The process. Hagen talked about from the first day she was introduced as their coach online right through the final game of the regular season. The Rams will continue to talk about it, too, as it will always be the strongest fabric of which the program is constructed.

All it took was diligence from a group of 18-22-year olds.

Keeley Hagen
This is us setting the bar and then reaching it, setting the bar higher and reaching it. You continue to push that bar higher and higher, and we’re pushing them to understand there is more within them. That’s just the expectation.
Keeley Hagen

“There are a lot of moving pieces to success, and trying to get there, because you have to trust the process,” senior Sam Studt. “After we did do that, we found success. It was being patient and focusing on the details and that’s what helped us.

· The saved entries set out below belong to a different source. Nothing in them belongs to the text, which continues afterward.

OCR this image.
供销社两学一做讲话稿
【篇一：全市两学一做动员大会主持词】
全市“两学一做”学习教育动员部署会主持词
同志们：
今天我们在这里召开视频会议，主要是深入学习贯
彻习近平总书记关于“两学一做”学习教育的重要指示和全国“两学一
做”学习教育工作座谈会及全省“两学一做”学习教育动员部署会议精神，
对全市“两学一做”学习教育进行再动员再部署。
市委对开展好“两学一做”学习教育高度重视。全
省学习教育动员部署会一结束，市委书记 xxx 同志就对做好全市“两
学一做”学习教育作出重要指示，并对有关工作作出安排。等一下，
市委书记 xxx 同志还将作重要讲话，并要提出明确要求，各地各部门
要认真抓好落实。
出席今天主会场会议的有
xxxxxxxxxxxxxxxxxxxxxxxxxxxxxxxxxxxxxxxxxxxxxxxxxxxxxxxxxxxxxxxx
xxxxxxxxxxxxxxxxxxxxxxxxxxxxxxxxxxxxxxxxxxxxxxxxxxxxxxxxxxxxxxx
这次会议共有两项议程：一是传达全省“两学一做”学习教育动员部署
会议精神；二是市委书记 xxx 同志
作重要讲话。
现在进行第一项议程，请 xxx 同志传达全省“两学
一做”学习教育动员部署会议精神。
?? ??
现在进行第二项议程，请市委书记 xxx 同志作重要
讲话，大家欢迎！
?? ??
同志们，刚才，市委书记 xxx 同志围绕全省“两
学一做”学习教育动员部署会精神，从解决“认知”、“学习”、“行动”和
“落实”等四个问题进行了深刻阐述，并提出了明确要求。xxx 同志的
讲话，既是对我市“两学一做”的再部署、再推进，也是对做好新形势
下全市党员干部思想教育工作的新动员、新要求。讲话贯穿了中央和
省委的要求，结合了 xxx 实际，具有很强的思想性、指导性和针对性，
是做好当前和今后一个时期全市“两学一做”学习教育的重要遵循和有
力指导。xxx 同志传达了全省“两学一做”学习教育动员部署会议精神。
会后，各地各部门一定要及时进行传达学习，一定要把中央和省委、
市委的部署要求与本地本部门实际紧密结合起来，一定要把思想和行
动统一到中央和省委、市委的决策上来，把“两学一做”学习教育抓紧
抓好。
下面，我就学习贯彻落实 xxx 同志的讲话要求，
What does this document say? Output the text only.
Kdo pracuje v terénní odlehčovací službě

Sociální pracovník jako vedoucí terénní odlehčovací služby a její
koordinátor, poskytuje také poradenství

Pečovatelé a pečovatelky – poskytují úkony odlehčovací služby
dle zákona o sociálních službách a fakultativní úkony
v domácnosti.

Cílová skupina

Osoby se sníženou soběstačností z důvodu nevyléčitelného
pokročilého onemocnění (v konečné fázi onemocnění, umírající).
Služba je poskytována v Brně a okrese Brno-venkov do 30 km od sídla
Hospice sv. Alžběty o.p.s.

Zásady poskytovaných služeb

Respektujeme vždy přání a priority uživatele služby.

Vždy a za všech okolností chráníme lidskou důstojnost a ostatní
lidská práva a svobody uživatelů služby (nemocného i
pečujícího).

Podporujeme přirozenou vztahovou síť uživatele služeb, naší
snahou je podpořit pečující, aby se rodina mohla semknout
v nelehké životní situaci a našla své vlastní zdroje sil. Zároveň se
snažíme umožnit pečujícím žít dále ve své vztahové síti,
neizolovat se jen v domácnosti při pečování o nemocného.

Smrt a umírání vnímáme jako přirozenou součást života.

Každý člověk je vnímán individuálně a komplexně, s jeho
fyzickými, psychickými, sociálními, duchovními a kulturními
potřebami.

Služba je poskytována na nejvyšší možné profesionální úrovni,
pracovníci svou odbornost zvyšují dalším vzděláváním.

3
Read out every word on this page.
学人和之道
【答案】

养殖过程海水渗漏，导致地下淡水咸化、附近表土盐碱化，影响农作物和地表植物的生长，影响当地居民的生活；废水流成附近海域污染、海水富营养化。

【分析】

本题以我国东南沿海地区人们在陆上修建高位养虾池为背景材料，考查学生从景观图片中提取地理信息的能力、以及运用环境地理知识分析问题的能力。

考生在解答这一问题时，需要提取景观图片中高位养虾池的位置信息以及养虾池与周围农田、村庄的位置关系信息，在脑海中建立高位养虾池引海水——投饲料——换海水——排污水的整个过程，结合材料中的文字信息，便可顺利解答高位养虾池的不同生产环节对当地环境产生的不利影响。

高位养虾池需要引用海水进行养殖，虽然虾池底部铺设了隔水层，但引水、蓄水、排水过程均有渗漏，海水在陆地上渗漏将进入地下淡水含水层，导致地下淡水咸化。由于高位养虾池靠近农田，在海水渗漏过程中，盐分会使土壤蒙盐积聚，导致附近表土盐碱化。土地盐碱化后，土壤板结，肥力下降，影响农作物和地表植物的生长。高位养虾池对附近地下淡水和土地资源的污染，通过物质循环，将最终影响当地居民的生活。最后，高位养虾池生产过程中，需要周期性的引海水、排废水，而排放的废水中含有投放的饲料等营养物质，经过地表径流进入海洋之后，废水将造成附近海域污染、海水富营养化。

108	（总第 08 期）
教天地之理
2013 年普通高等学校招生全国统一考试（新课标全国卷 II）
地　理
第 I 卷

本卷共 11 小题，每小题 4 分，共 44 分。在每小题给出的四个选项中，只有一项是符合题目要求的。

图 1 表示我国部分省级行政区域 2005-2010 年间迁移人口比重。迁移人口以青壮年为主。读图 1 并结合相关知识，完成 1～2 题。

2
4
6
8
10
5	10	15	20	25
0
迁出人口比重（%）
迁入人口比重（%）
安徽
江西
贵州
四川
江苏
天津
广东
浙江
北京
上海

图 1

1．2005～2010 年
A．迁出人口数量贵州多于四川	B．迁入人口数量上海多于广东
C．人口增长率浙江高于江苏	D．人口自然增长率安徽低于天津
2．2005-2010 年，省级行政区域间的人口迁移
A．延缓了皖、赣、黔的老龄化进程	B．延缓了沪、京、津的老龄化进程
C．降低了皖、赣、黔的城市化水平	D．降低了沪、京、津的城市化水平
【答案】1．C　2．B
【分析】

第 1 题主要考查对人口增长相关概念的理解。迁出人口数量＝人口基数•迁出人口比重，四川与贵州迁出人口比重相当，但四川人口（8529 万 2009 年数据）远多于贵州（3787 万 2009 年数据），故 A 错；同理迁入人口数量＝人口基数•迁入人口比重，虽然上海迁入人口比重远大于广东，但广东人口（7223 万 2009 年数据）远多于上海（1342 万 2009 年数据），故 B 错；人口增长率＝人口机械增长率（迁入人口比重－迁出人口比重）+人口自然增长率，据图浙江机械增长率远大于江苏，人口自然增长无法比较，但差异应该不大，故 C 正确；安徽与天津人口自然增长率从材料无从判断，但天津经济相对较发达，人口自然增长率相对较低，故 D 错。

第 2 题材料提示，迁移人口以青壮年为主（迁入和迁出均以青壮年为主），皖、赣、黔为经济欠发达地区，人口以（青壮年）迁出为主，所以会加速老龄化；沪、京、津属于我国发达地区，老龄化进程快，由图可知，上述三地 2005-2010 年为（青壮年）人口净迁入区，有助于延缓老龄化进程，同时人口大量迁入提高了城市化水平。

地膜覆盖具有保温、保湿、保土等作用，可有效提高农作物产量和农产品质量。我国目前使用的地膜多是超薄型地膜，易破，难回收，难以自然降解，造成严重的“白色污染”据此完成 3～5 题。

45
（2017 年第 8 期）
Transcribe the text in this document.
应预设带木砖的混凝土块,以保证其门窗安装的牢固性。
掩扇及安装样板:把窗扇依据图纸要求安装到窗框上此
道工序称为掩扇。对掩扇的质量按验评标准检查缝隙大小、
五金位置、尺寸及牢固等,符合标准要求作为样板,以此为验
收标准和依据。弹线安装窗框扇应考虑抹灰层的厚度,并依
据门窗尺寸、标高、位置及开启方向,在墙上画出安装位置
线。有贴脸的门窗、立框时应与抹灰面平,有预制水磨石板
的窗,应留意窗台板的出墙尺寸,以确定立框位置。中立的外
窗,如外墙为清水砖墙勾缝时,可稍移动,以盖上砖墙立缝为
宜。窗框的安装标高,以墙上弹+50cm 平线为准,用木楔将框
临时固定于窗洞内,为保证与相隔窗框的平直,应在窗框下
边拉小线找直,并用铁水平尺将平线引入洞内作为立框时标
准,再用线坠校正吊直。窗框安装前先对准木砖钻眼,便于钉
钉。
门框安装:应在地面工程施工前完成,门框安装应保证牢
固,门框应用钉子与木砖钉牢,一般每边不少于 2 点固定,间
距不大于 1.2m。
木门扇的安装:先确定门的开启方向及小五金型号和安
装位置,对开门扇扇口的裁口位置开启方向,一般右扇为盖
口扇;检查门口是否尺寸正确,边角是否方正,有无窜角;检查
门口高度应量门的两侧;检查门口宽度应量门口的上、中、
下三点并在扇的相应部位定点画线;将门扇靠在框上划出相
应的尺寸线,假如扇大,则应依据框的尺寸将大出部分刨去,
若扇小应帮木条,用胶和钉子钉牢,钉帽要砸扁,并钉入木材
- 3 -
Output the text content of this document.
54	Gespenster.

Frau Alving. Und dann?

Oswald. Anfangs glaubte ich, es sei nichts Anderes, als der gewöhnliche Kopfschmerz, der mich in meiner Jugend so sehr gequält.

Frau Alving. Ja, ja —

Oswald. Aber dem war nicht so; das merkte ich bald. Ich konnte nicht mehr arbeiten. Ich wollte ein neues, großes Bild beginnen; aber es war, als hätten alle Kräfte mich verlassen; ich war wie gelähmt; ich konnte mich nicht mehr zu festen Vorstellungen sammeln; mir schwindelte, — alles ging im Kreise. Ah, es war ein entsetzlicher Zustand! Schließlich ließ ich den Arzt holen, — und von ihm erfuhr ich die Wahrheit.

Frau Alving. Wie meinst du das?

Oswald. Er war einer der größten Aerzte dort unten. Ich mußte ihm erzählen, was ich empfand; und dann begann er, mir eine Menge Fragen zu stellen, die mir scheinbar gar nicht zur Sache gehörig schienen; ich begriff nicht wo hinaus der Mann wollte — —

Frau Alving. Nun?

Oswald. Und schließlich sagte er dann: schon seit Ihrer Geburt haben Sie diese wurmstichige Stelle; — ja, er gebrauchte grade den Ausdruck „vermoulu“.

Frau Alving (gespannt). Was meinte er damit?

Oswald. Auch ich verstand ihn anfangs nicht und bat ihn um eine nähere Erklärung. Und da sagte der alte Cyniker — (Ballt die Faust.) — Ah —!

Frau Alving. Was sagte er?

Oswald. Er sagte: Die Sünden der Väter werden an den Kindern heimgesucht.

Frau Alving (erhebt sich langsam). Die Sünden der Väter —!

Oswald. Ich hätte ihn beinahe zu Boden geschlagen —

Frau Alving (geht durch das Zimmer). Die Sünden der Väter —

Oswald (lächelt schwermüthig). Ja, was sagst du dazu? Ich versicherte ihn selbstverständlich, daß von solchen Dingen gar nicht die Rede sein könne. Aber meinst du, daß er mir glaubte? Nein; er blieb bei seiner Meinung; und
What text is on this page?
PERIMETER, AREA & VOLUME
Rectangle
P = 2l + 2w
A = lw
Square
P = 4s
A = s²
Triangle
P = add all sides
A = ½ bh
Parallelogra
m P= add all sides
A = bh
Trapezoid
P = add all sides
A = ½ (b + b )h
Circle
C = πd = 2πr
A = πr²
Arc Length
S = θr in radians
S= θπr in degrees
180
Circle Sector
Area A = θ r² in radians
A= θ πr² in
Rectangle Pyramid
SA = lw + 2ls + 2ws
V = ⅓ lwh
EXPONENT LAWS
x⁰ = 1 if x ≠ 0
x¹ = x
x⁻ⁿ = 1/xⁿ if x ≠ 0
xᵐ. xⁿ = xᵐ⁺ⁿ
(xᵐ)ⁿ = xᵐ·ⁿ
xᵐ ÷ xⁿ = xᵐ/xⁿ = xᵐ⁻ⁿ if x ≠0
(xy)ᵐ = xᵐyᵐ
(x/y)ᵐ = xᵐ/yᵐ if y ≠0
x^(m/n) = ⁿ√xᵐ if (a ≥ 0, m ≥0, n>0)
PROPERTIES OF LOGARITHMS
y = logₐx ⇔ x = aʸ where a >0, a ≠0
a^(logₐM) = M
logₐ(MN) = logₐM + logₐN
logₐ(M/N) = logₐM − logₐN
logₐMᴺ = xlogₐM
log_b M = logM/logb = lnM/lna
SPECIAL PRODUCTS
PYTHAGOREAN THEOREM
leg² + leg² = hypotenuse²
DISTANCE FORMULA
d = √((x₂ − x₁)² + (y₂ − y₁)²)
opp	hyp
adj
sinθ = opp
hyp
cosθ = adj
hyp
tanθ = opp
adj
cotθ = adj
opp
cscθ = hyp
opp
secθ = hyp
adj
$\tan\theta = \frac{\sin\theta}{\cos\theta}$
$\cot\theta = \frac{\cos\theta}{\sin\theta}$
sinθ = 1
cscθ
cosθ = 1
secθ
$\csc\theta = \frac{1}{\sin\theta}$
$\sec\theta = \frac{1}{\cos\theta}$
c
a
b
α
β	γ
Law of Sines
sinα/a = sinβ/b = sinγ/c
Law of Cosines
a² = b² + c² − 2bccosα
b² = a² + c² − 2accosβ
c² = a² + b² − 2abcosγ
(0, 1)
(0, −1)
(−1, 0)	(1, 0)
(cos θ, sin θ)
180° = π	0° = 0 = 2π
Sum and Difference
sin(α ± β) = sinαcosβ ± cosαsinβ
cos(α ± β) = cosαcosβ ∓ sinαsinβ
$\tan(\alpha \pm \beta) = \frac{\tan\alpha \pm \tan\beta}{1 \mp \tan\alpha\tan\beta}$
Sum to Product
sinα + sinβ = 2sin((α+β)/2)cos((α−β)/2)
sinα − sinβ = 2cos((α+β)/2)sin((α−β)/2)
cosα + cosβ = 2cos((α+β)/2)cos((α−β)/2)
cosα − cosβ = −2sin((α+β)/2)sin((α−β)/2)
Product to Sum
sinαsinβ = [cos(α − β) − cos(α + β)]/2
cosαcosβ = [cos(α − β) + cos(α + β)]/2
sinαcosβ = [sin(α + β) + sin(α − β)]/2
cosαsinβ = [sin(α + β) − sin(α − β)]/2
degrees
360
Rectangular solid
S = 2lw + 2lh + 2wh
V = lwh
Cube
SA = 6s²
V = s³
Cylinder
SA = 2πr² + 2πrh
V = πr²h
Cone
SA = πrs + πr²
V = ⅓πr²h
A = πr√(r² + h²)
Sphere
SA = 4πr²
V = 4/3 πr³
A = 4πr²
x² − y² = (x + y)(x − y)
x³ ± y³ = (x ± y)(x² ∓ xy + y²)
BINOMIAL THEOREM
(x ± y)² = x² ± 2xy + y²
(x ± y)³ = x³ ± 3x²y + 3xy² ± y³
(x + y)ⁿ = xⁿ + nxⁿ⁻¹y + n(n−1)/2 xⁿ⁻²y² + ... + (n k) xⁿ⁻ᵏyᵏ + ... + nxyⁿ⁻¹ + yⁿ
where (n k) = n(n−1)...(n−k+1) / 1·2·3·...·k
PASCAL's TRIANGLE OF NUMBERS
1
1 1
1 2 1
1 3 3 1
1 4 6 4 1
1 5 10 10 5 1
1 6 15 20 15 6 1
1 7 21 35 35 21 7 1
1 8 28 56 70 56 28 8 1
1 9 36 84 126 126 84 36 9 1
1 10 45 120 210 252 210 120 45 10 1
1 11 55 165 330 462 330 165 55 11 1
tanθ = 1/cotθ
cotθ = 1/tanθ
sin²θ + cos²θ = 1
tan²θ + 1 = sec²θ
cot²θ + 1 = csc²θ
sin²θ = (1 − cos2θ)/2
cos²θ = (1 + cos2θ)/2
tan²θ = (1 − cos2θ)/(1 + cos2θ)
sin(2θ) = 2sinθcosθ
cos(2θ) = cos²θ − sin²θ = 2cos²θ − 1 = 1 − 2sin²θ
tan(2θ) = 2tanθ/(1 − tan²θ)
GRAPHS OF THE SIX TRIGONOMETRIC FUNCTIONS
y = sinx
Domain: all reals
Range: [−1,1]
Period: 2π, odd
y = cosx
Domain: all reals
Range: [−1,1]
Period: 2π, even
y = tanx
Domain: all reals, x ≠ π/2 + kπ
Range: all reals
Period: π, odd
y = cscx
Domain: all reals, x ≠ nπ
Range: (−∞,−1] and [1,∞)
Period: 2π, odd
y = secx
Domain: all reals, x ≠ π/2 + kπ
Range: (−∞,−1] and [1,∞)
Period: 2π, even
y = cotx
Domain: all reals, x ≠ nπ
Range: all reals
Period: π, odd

“Patience is a virtue, but it is hard. It’s hard to be patient, because when you’re not getting the results that you want or you’re not happy with how this went, you have to be patient. For me, at least, that’s been the hard part.”

Results did not come immediately, either.

They started with a no-contest due to weather. The Rams were 0-2-2 after four games with only one goal to their credit, then won big against Idaho State, 6-0. Then came three consecutive losses without scoring a goal. At 1-5-2, patience is tested and the process could be questioned, but the Rams persisted and responded with a program-record five consecutive victories.

“Keeley talks about the process, and we knew it wasn’t about winning,” Leighton said. “It’s a process, and every game we were getting better, and every game we continued to get better. We trusted that process that Keeley had instilled. We knew even if we weren’t getting the result, we were getting better and we were learning. We know it’s going to come, and it came for us and it led us here.”

It worked, because they trusted Hagen. She didn’t back down from her first ultimatum, nor any which followed. Trust is hard to earn, and easy to lose, and Hagen feels she and her staff have opened a line of communication back and forth which has helped them move forward.

So when the losses mounted, the details still mattered to all the players. Hagen helped them build an attitude where success comes from hard work.

“I think she does a really great job of being straightforward and demanding expectations and setting those expectations and we will reach those expectation,” Studt said. “If we set a standard, then that’s what will be met.”

CSU enters the tournament on a 0-2-1 skid, including a loss to rival Wyoming to close the regular season. It’s not the ideal setting to head to a tournament, but the team has proven it is not easily discouraged. CSU dropped a 1-0 game to Utah State, and also to New Mexico. The Rams feel they are not the same team from those meetings, and they’re out to prove a point.

Whatever happens in the next week, the Rams have set a bar, and a rather important one. But the process is far from over. That is key for Studt, who expects to see a much different team in the future when she returns for alumni events. That’s key for Leighton, who will be around for a while to help cement them in place.

“It’s setting the bar. You set the bar and then you keep raising the bar,” Hagen said. “I told the ladies on the bus Thursday night, the bar has been set to not just get in the tournament, but have that as part of our culture. As emotionally exhausting as they may feel, because for many of them, it’s their first time ever doing this and it’s late in the season, they’ve got to find more in the tank. I alluded to the fact that Final Four teams are playing for another month. This is us setting the bar and then reaching it, setting the bar higher and reaching it. You continue to push that bar higher and higher, and we’re pushing them to understand there is more within them. That’s just the expectation.”

Which was made perfectly clear from the first day.